For Nigeria to redeem its image, the Federal Government should stop covering up corrupt officials, the Sultan of Sokoto, Muhammad Saad Abubakar III, and Catholic Archbishop of Abuja Diocese, John Cardinal Onaiyekan, have advised.
But at the 2013 Annual Conference and Awards Ceremony organised by Leadership Newspapers in Abuja where the two prominent clerics spoke on Tuesday, a former member of the House of Representatives, Dino Melaye, accused President Goodluck Jonathan of accommodating ministers who had previously been indicted for corrupt practices.
Onayeikan who spoke for the two clerics, said stealing in government must stop and “there should be no cover-up.”
Nigeria, according to him, “still has enough time to avoid being a failed state” if corruption and insecurity could be solved with all seriousness they deserve.
He said, “We still have enough time to avoid being a failed state. We need to sustain our great dream. With sincere faith that is possible. When people in government say they are doing their best, they should know that their best is not enough.
“We have what it takes to succeed. All it takes is leadership that is wise, transparent and sincere.”
Onaiyekan, who spoke on the theme of the conference, “Rebuilding Nigeria”, said Nigeria needed a radical and substantial reformation in its leadership style.
The former co-chairman of the Nigeria Inter-religious Council added that the rest of the black race was looking up to Nigeria redeeming its image.
On the proposed amnesty for Boko Haram, the Cardinal urged the government to bring all the stakeholders to the roundtable since the offer was a “healthy” development.
At the forum, Melaye took a swipe at Jonathan, saying, “We have ministers that have been indicted by one form of report or the other…..but they still dress in diamond apparel every Wednesday attending the Federal Executive Council meeting under the watchful eyes of an unperturbed President.”

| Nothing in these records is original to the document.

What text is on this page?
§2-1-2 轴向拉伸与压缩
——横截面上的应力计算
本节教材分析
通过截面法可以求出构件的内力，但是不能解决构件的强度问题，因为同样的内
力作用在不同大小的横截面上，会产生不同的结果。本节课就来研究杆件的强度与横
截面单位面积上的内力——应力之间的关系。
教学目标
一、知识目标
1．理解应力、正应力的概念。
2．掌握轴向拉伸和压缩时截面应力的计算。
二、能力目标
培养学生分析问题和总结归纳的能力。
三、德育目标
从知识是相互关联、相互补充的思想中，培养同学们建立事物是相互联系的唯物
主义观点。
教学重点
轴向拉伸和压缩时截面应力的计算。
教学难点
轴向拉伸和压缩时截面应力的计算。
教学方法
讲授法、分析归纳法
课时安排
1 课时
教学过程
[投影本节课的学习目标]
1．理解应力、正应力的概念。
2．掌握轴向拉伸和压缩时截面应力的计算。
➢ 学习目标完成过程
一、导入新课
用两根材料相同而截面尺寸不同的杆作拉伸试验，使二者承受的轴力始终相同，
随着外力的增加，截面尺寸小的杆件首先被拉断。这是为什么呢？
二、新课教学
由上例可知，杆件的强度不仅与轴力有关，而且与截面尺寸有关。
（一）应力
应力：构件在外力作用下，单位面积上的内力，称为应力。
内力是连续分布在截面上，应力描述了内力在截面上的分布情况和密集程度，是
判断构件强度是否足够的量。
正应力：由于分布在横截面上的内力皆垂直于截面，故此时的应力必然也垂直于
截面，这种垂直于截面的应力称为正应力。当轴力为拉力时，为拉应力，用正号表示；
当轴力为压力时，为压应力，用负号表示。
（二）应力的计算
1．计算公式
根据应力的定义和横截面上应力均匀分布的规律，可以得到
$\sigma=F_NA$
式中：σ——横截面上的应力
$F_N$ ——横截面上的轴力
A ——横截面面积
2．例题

According to him, such people “will not help to rebuild Nigeria.”
In his lecture, the Niger State Governor, Babangida Aliyu, lamented that corruption had permeated nearly all facets of “our society” and “eaten into the fabrics of the family.”
Aliyu also flayed the activities of Boko Haram, saying the sect “does not represent Islam.”
“Boko Haram is not a Muslim organisation. If a Muslim commits suicide, he goes straight to hell. If a Muslim kills another man without justifiable reason, the sin of that person is transferred to him. There is no compulsion to the religion of Islam”, he explained.
Appealing to Nigerians to tolerate their differences and live amicably, the governor called for devolution of power to Local Governments to bring governance closer to the people.
He bemoaned a situation where people sit down in Abuja “and plan for people they don’t know”.
Aliyu also urged politicians to promote internal democracy so that people would have the right to choose their leaders.“Some people are a misnomer to the positions they occupy. People must be given chance to elect people they think can do better for them,” he said.
The Imo State governor added that Nigerians must begin to choose leaders who not only have vision but are ready to take responsibility for the ills of the nation.
He advised leaders not to shift blame but to come together to solve the Boko Haram problem .
According to him, the killings by Boko Haram and other crises are more than those that took place during the Nigerian Civil War.
Okorocha said, “Leaders must take responsibilities. There are crises all over the world. For us as a nation, we must see these as challenges that developing nations must pass through to get to the point of reference.
“Boko Haram will not overcome us. As a nation, we need to come together to find a solution to this issue of Boko Haram because the bloodletting in this country is more than the one let out during the civil war. Leaders should be held responsible for the crises and challenges in the land.”
He , however, said “all hope is not lost as a nation.”